Das Verhältnis von Verschlüsselung und Privatsphäre zu Malware-Schutz bzw. Schutz vor Angriffen auf die IT wird gelegentlich vermischt. Wenn Daten signiert sind ist klar, von wem die Informationen stammen. Oft ist es schon ein beträchtlicher Sicherheitsgewinn, wenn man weiß, dass die Information von einem bekannten und ergo vertrauenswürdigen Quelle stammen. Wenn die Information verschlüsselt ist, wird damit sichergestellt, dass nur autorisierte Nutzer die Informationen lesen und ggf. verändern können. Das bewahrt die Privatsphäre. In Bezug auf IT-Sicherheit setzt das allerdings voraus, dass  die Endpunkte nicht kompromittiert werden können. Diese Annahme sollte man aber genau prüfen. Es gibt viele Beispiele, die zeigen, dass kompromittierte Endpunkte schädliche Daten über einen verschlüsselten und vermeintlich sicheren Kanal verschickt haben. Hier ein paar Beispiele: 

  • Banking-Trojaner, die als Man-in-the-Browser die Webinhalte kompromittieren und dennoch per https mit dem Bankserver kommunizieren.
  • Kompromittierte Webcams des Mirai-Botnetzes können auch über https und ssh  an  Überlastangriffen (DDoS) teilnehmen.
  • Der elektronische Personalausweis wurde mit vielen Verschlüsselungsverfahren abgesichert. Geknackt wurde am Ende die Ausweis-App.
  • Die Programmable Logic Controller (PLC) von SCADA-Systemen können kompromittiert werden (vgl. Stuxnet) und mit ihnen ihre Kommunikation. 

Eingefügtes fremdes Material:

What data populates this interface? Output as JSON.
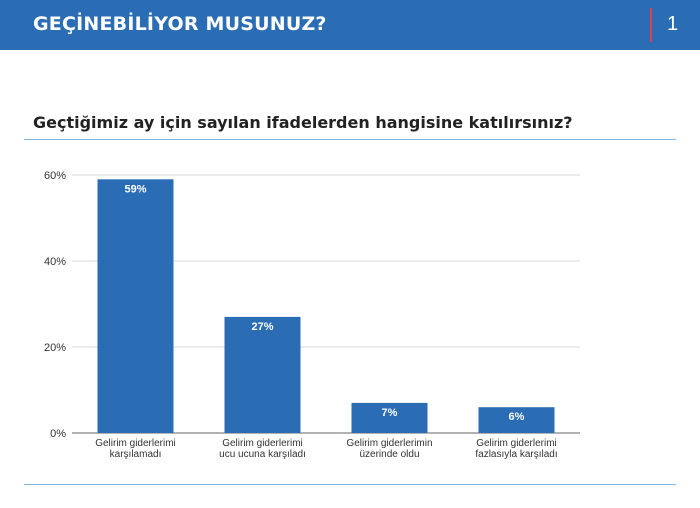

Es ist nicht einfach zu beurteilen, ob es notwendig ist, verschlüsselte Daten auf gefährliche Inhalte zu prüfen. Manchmal reichen die Verbindungs- und Metadaten aus, um festzustellen, ob Inhalte auf Angriffe hinweisen. Wenn das nicht ausreicht, müssen die Daten unterwegs entschlüsselt, geprüft und vor der Weiterleitung wieder verschlüsselt werden. Damit wird die Ende-zu-Ende-Verschlüsselung aufgehoben und es kann dazu führen, dass die erneute Verschlüsselung  nicht so stark ist wie die ursprüngliche. Ob die IT-Sicherheitsverantwortlichen in einem Unternehmen es für notwendig erachten die Inhalte von verschlüsselten E-Mails oder die Inhalte von verschlüsseltem Webseiten-Traffic zu prüfen und sie damit diese Risiken eingehen, hängt von den Sicherheitsanforderungen und den Gegebenheiten im Unternehmen ab. Die AV-Software unterstützt die Administratoren bei der Umsetzung der im Unternehmen beschlossenen Richtlinien. Für Privatkunden treffen die AV-Hersteller nach bestem Wissen eine Vorentscheidung basierend auf den aktuellen Bedrohungsszenarien, die ggf. vom Nutzer mit entsprechenden Einstellungen revidiert werden kann. 

Eine Analogie zum Schluss

Vergleiche mit anderen Bereichen wie Autos, Gebäude mit Schlössern, Krankheiten und ihre Verbreitung werden gerne genommen, um die komplexen Abläufe im Bereich der IT-Sicherheit zu illustrieren. Fefe bringt eine ungewöhnliche, aber durchaus nützliche Analogie. Putzkräfte. Er fragt in seinem Blog "wie das wäre, wenn man eine Putzkraft einstellt, und die hinterlässt dann in der Küche einen großen Schmutzfleck". Es könnte sogar noch schlimmer kommen, wenn die Putzkraft klaut. Die Antwort liegt allerdings auf der Hand. Von einer derart schlechten und faulen Putzkraft sollte man sich trennen und eine neue suchen, die mit System vorgeht und die wichtigen Plätze häufig und gründlich säubert aber auch in regelmäßigen Abständen in den entlegeneren Ecken (hinterm Sofa, auf dem Schrank etc.) reinigt. Klar ist aber auch, dass es keine Alternative ist, auf eine Putzkraft zu verzichten, denn dann verdreckt der gesamte Haushalt in kürzester Zeit. Das trifft auch für Antiviren-Software zu.